The funny thing is, CEOs aren’t complaining about lack of quantifiable return on investment. That’s our hang-up.

The CEOs are complaining about broken promises and simple bad management.

Want to be involved in your company’s strategic planning?

If you want to get picked for the All Stars, first you have to succeed at the fundamentals.

Steven Wright once asked if shaving cream does anything at all beyond helping you keep track.

It’s a good question.

It isn’t just shaving cream whose only role is helping you keep track. Sometimes, that’s the role of the “repeatable, predictable processes” that so many of us high falutin’ consultants promote as the solution to every business problem.
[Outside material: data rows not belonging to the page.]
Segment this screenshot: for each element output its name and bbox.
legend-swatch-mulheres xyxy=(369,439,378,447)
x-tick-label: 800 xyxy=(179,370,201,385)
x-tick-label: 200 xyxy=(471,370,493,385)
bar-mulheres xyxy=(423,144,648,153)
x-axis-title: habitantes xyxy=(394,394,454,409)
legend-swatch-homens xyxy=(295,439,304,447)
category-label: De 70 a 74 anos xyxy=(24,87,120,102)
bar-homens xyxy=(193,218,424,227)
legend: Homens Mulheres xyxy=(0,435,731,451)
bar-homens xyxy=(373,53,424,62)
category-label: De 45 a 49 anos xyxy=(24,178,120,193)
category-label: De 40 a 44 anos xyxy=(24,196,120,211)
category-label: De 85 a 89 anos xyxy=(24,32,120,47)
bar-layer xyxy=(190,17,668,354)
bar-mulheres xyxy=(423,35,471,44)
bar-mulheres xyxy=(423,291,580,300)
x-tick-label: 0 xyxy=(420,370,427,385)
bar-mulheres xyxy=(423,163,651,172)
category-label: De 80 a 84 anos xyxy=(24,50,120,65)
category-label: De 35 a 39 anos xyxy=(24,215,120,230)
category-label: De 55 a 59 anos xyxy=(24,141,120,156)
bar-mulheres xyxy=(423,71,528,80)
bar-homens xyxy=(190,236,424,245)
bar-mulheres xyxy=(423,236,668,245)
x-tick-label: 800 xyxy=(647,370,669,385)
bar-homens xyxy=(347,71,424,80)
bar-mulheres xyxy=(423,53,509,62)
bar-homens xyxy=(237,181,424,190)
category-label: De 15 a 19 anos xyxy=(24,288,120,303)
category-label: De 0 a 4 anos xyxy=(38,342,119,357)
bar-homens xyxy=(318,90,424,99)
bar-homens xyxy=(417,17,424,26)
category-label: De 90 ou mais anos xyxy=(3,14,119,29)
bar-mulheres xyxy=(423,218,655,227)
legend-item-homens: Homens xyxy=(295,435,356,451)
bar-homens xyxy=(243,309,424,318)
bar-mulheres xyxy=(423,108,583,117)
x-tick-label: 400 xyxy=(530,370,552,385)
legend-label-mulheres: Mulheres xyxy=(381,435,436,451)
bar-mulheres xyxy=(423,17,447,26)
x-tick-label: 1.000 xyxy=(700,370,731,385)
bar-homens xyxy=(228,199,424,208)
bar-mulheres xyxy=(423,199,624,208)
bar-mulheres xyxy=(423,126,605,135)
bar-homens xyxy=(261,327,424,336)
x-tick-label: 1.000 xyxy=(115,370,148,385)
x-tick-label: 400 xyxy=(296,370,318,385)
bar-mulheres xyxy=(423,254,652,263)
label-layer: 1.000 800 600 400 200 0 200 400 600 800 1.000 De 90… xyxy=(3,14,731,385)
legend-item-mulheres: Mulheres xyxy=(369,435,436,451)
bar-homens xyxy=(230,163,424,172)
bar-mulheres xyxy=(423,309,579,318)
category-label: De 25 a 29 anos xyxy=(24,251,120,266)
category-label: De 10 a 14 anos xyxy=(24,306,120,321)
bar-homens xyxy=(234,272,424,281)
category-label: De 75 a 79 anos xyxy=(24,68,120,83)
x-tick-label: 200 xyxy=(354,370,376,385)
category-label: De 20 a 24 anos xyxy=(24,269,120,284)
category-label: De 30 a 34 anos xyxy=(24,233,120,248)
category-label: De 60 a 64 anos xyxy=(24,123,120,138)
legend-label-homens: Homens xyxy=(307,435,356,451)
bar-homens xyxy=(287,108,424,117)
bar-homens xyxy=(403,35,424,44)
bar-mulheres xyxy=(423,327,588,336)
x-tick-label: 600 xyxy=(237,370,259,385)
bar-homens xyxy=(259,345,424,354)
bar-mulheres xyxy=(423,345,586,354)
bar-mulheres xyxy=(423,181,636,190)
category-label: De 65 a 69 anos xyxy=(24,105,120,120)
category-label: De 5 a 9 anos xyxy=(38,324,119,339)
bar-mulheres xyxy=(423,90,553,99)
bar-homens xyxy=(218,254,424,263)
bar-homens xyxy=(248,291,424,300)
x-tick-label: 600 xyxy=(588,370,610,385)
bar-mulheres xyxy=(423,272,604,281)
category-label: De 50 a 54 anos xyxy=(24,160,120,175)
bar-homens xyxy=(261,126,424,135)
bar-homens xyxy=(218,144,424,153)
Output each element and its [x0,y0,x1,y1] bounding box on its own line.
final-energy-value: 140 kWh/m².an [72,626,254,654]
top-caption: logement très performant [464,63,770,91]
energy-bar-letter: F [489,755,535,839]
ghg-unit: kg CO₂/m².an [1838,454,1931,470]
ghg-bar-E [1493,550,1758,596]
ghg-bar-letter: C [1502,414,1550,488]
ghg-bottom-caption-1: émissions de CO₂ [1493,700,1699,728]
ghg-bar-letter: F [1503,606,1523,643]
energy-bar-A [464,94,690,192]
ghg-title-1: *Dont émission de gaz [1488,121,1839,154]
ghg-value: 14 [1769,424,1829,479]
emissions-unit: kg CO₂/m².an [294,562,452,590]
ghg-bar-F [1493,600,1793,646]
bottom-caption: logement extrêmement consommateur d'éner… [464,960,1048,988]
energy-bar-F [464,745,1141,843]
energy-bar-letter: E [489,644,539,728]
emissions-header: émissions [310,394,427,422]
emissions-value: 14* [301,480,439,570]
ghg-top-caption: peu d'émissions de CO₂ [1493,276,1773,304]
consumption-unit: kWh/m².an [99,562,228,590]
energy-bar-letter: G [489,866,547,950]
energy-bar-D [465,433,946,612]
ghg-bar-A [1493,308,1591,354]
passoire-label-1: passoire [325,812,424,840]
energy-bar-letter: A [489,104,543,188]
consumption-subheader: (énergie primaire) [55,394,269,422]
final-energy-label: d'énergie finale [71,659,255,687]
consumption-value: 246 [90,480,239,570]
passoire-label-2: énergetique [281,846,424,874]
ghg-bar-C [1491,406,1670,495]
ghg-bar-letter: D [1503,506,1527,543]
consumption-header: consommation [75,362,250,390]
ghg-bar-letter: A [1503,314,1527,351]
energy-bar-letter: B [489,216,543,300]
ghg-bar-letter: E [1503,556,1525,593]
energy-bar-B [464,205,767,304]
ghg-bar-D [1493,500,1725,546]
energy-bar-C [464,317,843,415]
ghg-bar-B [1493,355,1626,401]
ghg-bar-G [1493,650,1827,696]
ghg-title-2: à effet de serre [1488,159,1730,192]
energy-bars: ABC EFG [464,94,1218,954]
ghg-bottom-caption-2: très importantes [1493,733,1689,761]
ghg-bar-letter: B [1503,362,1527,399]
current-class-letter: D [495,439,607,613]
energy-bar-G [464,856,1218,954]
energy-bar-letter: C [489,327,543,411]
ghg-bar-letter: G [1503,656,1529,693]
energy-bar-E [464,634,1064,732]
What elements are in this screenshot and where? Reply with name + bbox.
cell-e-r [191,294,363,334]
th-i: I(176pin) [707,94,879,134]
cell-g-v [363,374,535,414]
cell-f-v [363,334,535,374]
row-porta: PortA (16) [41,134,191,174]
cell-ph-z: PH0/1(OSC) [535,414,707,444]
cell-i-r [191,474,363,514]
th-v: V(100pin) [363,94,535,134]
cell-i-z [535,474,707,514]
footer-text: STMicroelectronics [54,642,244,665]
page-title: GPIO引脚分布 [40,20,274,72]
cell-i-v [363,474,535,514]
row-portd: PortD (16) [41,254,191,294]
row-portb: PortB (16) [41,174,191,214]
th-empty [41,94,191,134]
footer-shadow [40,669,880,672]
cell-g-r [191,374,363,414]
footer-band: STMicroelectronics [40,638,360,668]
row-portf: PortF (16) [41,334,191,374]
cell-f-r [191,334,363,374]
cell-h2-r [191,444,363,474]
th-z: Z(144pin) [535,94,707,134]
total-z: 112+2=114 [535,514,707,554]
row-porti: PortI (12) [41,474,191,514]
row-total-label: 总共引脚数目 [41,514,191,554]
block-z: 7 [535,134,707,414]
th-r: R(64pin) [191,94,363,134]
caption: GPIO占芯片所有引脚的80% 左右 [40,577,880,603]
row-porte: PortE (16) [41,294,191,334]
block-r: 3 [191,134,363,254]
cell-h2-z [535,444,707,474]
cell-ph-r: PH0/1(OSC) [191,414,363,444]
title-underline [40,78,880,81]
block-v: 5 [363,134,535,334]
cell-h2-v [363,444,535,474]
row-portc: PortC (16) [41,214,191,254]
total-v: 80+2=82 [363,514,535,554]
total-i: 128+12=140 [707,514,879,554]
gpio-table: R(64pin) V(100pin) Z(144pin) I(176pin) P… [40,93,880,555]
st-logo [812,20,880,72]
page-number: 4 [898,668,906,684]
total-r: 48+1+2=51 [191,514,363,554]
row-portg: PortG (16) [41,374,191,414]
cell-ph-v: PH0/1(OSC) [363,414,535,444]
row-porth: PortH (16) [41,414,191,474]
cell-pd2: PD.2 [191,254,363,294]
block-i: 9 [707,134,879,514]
Before we had process redesign we had Taylor’s “scientific management” and its time-and-motion studies, which tried to turn industrial processes into precisely defined repetitive motions. Beginning with the assumption that business works best when human brains aren’t involved in running it, scientific management led inevitably to repetitive stress disorder. Oops.

We’ve replaced scientific management with process redesign. According to the process perspective, “everything is a process,” a phrase I’ve heard often enough to make me want to argue, just out of spite. “My desk isn’t a process,” I hear myself retort cleverly while I watch ’em fold like pawn-shop accordions. “Neither is my car. Or my …”

“No, no!” they sputter, nonplussed. “We meant to say, everything you do is a process, because everything you do is a series of steps that gets you to the end result.”

Which is absolutely, true — everything you do is a process. Everything you do isn’t, however, a Process, a distinction process design consultants often fail to make in their zeal to craft high-quality-producing methods for achieving results. There are three big differences between processes and Processes:

1. Most of the intelligence needed to create the desired results has been built into Processes. In contrast, most of the intelligence needed to successfully follow a process is in the minds of the individuals following it.

2. The products of Processes have well-defined specifications; quality is defined as adherence to those specifications and can be objectively measured. A Process generates either large numbers or a continuous flow of its product. A process also creates an output. That output may be unique or a custom item; often its specifications aren’t known in advance.

3. People fulfill roles in Processes — the Process is at the center. It’s the other way around with processes: People use them to make sure they do things in the right order without forgetting anything. Lower-case processes play a role in employees’ success.

Don’t buy it yet? Think of the difference between the Process of manufacturing a car and the process of creating advertising. You can specify the steps for building a car so precisely that industrial robots can handle it — all of the intelligence is in the Process. Every last detail of the product has exact specifications and tolerances. If you follow the Process exactly, you must end up with a high-quality car.

You can also specify the steps needed to create advertising — you may analyze the marketplace, determine the product’s tangible and emotional benefits for each market segment, and so on. When you’re done, you’ll never end up with a process that can be handled by industrial robots (although many advertisements certainly look as if they were authored by automata). There’s no tight specification for distinguishing good ads from bad ones until you test-market to find out which ones make the cash register ring.

In our quest to make systems development and integration repeatable, predictable, and most important an activity we can reliably budget, we keep trying to turn it into a Process.

Systems development should follow a well-defined process, if for no other reason than to make sure we don’t leave anything out.

But a Process? Nope.

A great system is a work of art, both internally and in use. The processes used to create it help programmers focus on getting the job done instead of figuring out what the job is. Following the methodology facilitates great results. Only talented designers and programmers can cause them.